Compare list w/ sublist

Question

I have 2 lists:

lista = ['1.2.3.4', '2.3.4.5', '3.4.5.6'] # 12,000 IP's
listb = [['1.2.3.4', 'info', 'moreinfo', 'moremoreinfo'], ['2.3.4.5', 'info', 'moreinfo', 'moremoreinfo']] # 1.8m IP's + info

I'm looking for a way to take lista, if the ip exsits in listb, give me all the info on it.

I've tried looping, but its incredibly slow:

for listaitem in lista:
    for listbitem in listb:
        if listaitem in listbitem[0]:
            print listbitem

Any suggetions on how to speed this up?

Answer 1

You could turn lista into a set for fast membership testing, then just loop over listb to select any that are found in lista :

lista_set = set(lista)
for item in listb:
    if item[0] in lista_set:
        print item

The next step is turning listb into a dictionary:

listb_dict = {item[0]: item[1:] for item in listb}

Now you can use sets to pick out just the ones that are both in lista_set and listb_dict :

for match in listb_dict.viewkeys() & lista_set:
    print match, listb_dict[match]

Answer 2

lista = ['1.2.3.4', '2.3.4.5', '3.4.5.6']
listb = [['1.2.3.4', 'info', 'moreinfo', 'moremoreinfo'],
         ['2.3.4.5', 'info', 'moreinfo', 'moremoreinfo']]

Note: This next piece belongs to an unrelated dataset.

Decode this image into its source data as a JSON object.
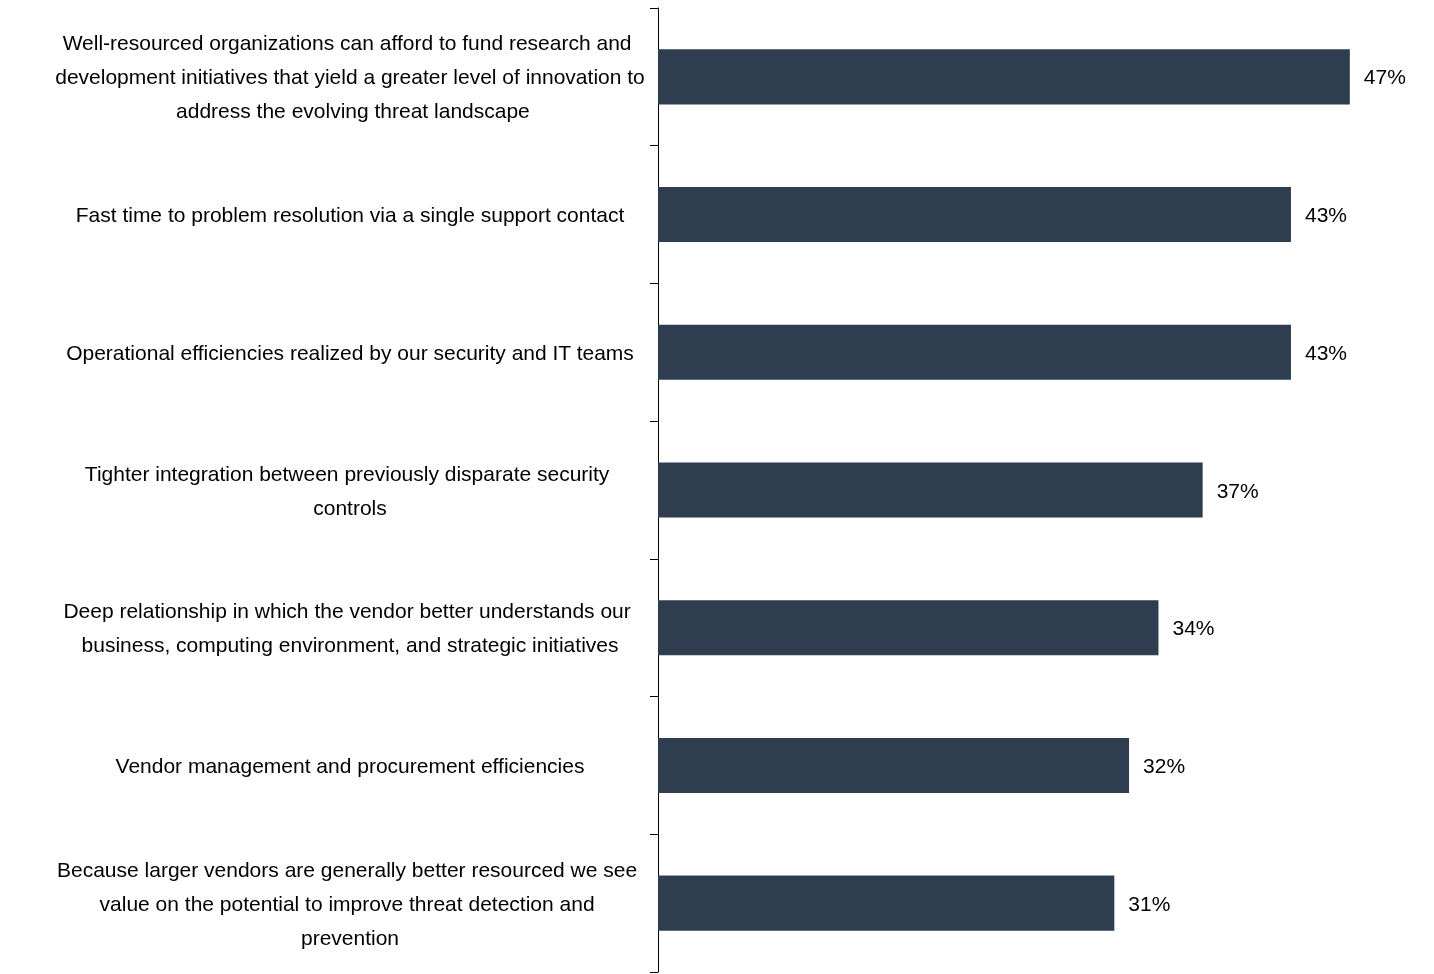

Turn listb into a dictionary

dictb = {i[0] : i[1:] for i in listb}

Iterate over lista and look for entries in dictb

for elem in lista:
    print dictb.get(elem)

['info', 'moreinfo', 'moremoreinfo']
['info', 'moreinfo', 'moremoreinfo']
None

Answer 3

You should convert the data to a format more suitable for searching: a dictionary.

ip_info = {info[0]: info[1:] for info in listb}

Then you can very quickly look up information about a particular IP.

for ip in lista:
    if ip in ip_info:
        print(ip_info[ip])